To permit the argument that NDDC needs an interim management
committee to supervise the audit probe can as well apply to every facet of the
country, and we may well say all institutions and arms of government be
dissolved for interim committees to run them because of their perceived
failures. That sounds implausible but that is what the NDDC reality now
extrapolates on a national scale. If that is implausible, therefore, what feeds
the current situation where a competent board is waiting in the wings for an
illegal ‘interim management committee’ to run the NDDC? Only two things can
explain this: corruption and administrative confusion.
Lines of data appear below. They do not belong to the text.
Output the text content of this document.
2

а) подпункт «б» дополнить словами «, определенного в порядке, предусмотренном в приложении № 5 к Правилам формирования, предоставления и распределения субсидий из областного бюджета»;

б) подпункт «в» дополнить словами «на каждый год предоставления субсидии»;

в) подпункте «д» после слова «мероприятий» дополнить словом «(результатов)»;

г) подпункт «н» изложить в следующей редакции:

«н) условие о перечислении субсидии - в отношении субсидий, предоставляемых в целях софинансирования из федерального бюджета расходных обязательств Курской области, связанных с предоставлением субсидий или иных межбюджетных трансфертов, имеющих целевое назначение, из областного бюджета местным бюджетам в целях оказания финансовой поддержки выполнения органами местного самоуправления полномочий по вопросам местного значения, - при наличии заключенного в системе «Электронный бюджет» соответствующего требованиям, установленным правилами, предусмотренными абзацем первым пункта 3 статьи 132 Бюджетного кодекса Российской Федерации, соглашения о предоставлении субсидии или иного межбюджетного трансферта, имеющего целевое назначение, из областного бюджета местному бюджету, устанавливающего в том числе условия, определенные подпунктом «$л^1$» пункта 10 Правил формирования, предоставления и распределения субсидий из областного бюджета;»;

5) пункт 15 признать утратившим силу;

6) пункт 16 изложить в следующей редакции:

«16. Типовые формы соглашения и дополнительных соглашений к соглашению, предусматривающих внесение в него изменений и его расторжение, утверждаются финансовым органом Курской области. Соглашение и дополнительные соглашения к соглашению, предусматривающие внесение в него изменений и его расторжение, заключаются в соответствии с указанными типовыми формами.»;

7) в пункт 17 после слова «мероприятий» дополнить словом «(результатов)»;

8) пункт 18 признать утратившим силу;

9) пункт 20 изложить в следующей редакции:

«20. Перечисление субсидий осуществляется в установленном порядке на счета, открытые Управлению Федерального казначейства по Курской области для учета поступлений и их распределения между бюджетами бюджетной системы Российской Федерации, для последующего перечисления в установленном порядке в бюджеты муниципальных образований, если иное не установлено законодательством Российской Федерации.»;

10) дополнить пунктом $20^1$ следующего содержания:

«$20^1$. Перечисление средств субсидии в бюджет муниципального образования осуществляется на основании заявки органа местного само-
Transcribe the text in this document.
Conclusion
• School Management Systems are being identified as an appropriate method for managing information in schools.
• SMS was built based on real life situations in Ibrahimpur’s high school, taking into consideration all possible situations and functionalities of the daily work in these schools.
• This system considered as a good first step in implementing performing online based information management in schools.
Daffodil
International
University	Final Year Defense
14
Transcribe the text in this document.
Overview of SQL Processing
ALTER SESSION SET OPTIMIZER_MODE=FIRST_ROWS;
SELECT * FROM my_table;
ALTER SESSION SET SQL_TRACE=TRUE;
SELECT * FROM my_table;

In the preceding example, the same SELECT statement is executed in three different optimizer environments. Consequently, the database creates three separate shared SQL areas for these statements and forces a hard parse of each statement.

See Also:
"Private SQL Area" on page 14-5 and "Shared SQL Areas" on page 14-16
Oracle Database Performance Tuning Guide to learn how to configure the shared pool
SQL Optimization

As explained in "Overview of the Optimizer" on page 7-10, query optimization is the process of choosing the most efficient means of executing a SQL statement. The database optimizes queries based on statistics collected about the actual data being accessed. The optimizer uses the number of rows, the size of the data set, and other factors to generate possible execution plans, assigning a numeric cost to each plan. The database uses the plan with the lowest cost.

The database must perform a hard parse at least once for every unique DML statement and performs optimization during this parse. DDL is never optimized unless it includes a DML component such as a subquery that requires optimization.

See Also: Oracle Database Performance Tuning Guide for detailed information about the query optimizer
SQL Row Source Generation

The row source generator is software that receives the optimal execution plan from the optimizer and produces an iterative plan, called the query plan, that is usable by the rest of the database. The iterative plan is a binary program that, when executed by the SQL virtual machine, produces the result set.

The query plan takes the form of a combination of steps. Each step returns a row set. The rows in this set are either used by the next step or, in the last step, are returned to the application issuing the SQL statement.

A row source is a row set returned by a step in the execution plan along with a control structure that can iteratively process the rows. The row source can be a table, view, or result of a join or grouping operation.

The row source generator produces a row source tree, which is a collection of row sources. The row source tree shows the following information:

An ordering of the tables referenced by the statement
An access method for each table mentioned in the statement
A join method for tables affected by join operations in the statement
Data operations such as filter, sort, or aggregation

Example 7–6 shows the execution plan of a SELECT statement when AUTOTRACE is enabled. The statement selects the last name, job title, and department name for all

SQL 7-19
Groups in the Niger Delta, legal authorities and other
stakeholders in the NDDC have questioned the rationale in not inaugurating the
new NDDC board, attributing it to design to compromise the forensic audit by
the minister who has been a major player in the commission over the last 18
years since it was set up. As Akwa Ibom State Governor, he nominated a
chairman, a managing director and several state representatives to the NDDC Board between 2007 and 2015, and influenced others too. Given that the
commission has been a cash cow for most of the governors through their
nominees, what transparency can Akpabio sell?
In the end, the buck stops on President Buhari’s desk. He can
decide to bury his head in the sand, while Akpabio plays Russian roulette with
his name, as he has done in the last few weeks, peddling the Buhari name to
justify his assault on the law and due process. But the people of the Niger
Delta are watching with baited breadth the NDDC drama where the law is being
trampled on with reckless disregard by the minister.
For his legacy, which should be on due process and the rule of
law, President Buhari should as a matter of urgency take back the NDDC from
Akpabio and inaugurate the new NDDC board. It is needless to state here that
you cannot build something on nothing, the same way you cannot build a proper
organisation on illegal management. It is a lesson the battle on corruption
and abuse of due process has exposed over the last few years. And of all
persons, for someone committed to due process and transparency, President
Buhari cannot ignore the facts. He cannot, and should not, allow the confusion
in the NDDC and disregard for due process be the defining attributes of his
administration, let alone define his regard for the Niger Delta people.